Gluon spins align with the proton in which they are located

The science

Newswise – Scientists have new evidence that gluons – the glue-like particles that hold quarks together inside Protons And Neutrons– have a positive spin polarization. This means that the spins of individual gluons are aligned in the same direction as the spin of the proton in which they are located. The results come from tracking direct photons – particles of light emitted by interactions Quarks and gluons when polarized protons collide. Researchers found that more direct photons are emitted when protons with aligned spins collide than in head-to-tail collisions. This suggests that gluons make a positive contribution to the overall spin of these particles.

The impact

Whether and how much gluons contribute to proton spin has been an open question since experiments in the 1980s showed that quarks alone were not responsible for the overall spin value of protons. Previous experiments have shown that gluons are polarized and their spins are coordinately aligned. However, these results gave no indication whether the gluon spins were aligned in the same direction as the proton spins, contributing to this value, or in the opposite direction, counteracting the spin contributions of the quarks. These new results will help theorists refine their calculations about how much gluons contribute to proton spin.

Summary

Understanding the contributions of quarks and gluons to proton spin or angular momentum has been an important concern in nuclear physics. Scientists previously assumed that the spin of a proton came from its three main components, the quarks. Experiments that showed that quarks make up only part of the proton spin triggered a “spin crisis” in physics. The Relativistic heavy ion accelerator (RHIC), a Department of Energy Office of Science User Facility at Brookhaven National Laboratory, was designed with additional spin-polarized proton collision components to allow scientists to measure the contribution of gluons to spin. Multiple analyzes of polarized proton collisions at RHIC showed that gluons exhibit some degree of polarization or spin alignment. However, these analyzes did not show whether the gluon polarization is positive (aligned with the proton’s spin) or negative (opposite).

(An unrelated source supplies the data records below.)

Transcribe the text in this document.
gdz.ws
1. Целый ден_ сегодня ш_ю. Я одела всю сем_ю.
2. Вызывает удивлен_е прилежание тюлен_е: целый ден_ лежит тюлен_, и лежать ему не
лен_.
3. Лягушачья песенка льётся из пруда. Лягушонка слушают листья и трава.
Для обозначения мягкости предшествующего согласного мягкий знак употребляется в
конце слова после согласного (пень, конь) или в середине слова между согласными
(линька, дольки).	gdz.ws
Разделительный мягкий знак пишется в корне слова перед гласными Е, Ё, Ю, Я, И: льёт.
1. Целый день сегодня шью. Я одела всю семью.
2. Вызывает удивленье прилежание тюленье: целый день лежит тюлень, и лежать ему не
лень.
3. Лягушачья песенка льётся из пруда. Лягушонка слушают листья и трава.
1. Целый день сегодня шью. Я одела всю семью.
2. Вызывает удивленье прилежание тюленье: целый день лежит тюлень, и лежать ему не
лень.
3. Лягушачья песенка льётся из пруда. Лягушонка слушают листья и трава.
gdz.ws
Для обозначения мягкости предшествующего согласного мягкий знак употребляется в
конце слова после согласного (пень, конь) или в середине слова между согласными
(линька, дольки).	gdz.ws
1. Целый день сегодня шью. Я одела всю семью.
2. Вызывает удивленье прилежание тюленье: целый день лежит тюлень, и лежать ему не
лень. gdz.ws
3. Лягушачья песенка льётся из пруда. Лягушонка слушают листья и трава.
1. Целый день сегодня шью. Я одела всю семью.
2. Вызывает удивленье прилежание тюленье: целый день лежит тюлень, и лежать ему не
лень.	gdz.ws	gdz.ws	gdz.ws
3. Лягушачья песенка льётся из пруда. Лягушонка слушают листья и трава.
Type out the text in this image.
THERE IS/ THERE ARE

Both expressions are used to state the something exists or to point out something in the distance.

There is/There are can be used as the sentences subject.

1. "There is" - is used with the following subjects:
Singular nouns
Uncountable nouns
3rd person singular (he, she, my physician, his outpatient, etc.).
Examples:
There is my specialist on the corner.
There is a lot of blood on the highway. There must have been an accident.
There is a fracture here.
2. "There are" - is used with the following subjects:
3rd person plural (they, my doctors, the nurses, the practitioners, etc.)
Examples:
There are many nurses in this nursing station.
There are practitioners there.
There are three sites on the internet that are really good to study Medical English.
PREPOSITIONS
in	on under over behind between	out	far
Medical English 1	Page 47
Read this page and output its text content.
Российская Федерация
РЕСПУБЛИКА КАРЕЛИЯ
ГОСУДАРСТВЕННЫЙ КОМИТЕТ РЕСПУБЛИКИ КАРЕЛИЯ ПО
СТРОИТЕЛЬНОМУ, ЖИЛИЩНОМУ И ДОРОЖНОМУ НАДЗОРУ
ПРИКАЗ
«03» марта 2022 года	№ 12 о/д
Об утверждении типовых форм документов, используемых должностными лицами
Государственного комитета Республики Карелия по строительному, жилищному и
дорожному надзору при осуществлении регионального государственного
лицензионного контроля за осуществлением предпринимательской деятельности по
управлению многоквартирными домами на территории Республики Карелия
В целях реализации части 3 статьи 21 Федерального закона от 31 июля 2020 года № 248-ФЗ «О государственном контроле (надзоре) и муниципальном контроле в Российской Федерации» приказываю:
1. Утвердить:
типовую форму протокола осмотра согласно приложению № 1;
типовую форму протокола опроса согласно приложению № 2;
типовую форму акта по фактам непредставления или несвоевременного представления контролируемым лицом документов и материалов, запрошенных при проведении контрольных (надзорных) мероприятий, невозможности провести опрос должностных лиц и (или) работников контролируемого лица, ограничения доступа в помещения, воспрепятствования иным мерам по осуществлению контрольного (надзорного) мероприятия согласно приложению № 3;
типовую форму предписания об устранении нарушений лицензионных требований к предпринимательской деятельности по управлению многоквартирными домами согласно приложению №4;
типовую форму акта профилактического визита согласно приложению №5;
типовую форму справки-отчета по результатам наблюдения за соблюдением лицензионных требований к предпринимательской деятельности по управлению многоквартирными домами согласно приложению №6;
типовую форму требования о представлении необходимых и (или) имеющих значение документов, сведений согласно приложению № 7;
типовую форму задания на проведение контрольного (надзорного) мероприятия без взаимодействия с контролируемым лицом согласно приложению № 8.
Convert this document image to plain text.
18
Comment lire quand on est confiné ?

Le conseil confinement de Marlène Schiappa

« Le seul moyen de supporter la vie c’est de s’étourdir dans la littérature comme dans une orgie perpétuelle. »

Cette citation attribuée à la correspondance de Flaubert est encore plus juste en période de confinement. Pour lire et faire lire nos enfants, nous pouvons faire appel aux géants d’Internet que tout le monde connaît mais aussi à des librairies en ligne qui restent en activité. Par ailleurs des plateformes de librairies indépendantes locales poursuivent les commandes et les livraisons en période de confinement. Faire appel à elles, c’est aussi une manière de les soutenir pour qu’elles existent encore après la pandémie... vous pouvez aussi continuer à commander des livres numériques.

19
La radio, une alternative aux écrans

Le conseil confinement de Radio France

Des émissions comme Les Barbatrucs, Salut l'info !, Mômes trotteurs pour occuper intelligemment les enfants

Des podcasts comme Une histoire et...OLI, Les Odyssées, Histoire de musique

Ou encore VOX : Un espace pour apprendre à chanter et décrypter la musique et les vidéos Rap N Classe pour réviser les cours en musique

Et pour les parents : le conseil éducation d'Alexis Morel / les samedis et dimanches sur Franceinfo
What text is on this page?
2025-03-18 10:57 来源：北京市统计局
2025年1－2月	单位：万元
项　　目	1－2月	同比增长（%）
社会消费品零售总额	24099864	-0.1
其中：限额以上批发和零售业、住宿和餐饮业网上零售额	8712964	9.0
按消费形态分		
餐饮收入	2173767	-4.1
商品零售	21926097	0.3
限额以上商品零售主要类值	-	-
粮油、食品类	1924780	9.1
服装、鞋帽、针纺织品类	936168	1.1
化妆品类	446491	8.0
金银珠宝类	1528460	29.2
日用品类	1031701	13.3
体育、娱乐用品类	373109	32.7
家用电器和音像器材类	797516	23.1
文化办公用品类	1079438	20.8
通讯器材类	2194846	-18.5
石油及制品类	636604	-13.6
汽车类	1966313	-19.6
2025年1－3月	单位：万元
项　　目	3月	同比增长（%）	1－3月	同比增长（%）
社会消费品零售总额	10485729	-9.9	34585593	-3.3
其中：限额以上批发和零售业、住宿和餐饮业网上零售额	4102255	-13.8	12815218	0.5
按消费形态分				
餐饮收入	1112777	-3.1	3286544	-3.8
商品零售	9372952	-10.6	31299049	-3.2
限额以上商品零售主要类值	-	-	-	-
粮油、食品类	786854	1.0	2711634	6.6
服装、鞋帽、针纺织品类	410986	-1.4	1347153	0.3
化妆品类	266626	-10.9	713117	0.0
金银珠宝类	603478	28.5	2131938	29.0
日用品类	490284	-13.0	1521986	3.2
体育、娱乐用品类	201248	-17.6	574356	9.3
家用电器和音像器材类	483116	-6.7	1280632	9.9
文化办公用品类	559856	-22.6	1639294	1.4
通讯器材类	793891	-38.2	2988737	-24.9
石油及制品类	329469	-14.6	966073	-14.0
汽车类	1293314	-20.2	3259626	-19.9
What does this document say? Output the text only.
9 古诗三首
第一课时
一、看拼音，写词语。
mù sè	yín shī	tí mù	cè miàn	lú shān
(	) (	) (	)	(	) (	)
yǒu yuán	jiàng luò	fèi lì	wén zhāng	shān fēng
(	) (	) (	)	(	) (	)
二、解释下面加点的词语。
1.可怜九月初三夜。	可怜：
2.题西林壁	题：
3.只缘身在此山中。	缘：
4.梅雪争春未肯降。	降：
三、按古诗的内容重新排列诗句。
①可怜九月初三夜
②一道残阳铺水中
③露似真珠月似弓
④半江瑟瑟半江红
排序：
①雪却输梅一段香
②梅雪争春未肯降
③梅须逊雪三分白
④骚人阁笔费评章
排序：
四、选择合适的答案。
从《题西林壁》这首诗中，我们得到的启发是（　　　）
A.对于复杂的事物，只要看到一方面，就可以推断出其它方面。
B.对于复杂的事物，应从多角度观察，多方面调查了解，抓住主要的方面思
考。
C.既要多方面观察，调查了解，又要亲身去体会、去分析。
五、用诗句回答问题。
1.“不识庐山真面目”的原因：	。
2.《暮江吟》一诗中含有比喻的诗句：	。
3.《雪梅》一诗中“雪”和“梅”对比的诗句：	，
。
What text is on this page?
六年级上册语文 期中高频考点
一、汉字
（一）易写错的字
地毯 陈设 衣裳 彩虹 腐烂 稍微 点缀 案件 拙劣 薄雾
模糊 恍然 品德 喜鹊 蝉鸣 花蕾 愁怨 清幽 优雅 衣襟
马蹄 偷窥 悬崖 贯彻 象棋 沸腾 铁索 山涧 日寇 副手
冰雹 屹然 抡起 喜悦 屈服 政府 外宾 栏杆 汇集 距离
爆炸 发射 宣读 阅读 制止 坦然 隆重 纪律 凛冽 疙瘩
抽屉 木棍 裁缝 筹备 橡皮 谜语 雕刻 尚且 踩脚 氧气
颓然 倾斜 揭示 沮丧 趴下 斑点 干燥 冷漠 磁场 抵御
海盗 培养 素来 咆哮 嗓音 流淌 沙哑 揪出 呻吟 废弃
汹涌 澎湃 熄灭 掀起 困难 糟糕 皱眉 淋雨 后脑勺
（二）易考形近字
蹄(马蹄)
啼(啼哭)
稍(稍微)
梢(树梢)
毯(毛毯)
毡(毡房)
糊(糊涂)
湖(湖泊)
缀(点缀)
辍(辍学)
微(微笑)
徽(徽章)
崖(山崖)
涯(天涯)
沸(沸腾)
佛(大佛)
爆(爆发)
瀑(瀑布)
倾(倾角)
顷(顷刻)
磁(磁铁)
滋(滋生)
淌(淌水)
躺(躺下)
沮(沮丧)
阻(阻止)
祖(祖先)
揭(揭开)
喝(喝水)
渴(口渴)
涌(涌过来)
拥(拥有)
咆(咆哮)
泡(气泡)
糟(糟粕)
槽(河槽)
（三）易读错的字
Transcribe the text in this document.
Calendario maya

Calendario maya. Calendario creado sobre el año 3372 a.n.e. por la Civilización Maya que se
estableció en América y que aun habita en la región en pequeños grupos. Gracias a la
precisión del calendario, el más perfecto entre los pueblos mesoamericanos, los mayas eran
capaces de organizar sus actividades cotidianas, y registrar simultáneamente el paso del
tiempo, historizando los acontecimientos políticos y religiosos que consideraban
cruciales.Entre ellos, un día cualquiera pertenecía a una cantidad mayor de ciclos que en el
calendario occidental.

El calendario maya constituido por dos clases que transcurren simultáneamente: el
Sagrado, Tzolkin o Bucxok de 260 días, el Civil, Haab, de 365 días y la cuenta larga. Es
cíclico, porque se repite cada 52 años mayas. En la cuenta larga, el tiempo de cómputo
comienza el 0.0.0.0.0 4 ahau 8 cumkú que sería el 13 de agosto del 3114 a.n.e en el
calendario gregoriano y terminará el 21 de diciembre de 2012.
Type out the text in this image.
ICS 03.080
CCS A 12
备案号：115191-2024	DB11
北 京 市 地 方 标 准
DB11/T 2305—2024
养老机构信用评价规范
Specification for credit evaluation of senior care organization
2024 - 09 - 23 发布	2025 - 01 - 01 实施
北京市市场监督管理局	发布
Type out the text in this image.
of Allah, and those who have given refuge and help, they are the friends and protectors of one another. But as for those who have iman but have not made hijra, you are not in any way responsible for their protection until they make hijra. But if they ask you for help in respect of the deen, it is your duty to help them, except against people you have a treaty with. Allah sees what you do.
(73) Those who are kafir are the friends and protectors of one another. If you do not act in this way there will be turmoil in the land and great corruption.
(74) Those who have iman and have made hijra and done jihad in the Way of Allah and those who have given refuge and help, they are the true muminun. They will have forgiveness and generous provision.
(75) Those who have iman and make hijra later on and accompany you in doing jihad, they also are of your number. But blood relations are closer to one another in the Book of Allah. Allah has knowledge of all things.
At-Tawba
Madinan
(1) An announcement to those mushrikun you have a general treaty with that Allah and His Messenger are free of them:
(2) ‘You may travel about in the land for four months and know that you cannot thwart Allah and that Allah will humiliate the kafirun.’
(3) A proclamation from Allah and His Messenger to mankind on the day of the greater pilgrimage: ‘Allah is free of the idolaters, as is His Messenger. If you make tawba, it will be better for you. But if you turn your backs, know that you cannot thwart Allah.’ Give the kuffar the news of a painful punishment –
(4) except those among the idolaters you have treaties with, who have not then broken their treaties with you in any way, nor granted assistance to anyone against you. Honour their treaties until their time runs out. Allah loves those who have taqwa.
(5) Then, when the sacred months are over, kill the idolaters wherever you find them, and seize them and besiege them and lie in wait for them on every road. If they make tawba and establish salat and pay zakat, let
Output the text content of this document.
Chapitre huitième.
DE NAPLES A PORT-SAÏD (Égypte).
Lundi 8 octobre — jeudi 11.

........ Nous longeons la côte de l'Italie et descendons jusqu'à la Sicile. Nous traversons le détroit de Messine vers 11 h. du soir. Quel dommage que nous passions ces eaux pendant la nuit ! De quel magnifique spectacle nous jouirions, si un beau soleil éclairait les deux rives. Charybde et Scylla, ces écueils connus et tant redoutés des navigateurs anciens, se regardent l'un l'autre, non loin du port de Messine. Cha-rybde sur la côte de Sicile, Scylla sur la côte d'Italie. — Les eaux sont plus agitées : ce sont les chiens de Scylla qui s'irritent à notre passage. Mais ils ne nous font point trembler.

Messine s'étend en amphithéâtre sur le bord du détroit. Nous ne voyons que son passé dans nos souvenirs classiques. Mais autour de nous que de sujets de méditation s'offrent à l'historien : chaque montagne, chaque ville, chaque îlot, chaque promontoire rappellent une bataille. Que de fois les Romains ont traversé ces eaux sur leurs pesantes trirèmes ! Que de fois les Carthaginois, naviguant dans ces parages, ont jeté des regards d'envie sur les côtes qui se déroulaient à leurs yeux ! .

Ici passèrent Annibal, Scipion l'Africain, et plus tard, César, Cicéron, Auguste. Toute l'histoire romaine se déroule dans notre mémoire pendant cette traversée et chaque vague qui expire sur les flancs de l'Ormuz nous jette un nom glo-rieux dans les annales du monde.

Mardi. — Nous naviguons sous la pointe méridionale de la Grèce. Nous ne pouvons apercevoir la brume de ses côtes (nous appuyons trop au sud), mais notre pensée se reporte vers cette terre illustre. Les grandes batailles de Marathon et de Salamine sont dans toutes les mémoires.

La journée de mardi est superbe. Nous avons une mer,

The new analysis from the RHIC PHENIX detector compared the yields of photons emitted by interactions between a quark in one proton and a gluon in the other, when protons collide with their spins in opposite directions and when they point in the same direction. The PHENIX results show that more “direct photons” are emitted from oppositely aligned protons, providing conclusive evidence of positive gluon polarization. The results provide input for more precise calculations of the spin contribution of the gluons. However, this does not entirely solve the mystery of proton spin. The final contribution to the proton spin is probably the orbital motion of Quarks and gluons within these composite particles. Future experiments will investigate this contribution and increase the precision of the gluon contribution measurements.

financing

This analysis was funded in part by the Department of Energy (DOE) Office of Science, Nuclear Physics Program and by the funders of individual members of the PHENIX Collaboration, as detailed in the corresponding scientific paper. Operations of the Relativistic Heavy Ion Collider are funded by the DOE Office of Science Nuclear Physics Program. The Japanese RIKEN laboratory made significant contributions to the spin polarization capabilities at the RHIC and the PHENIX detector.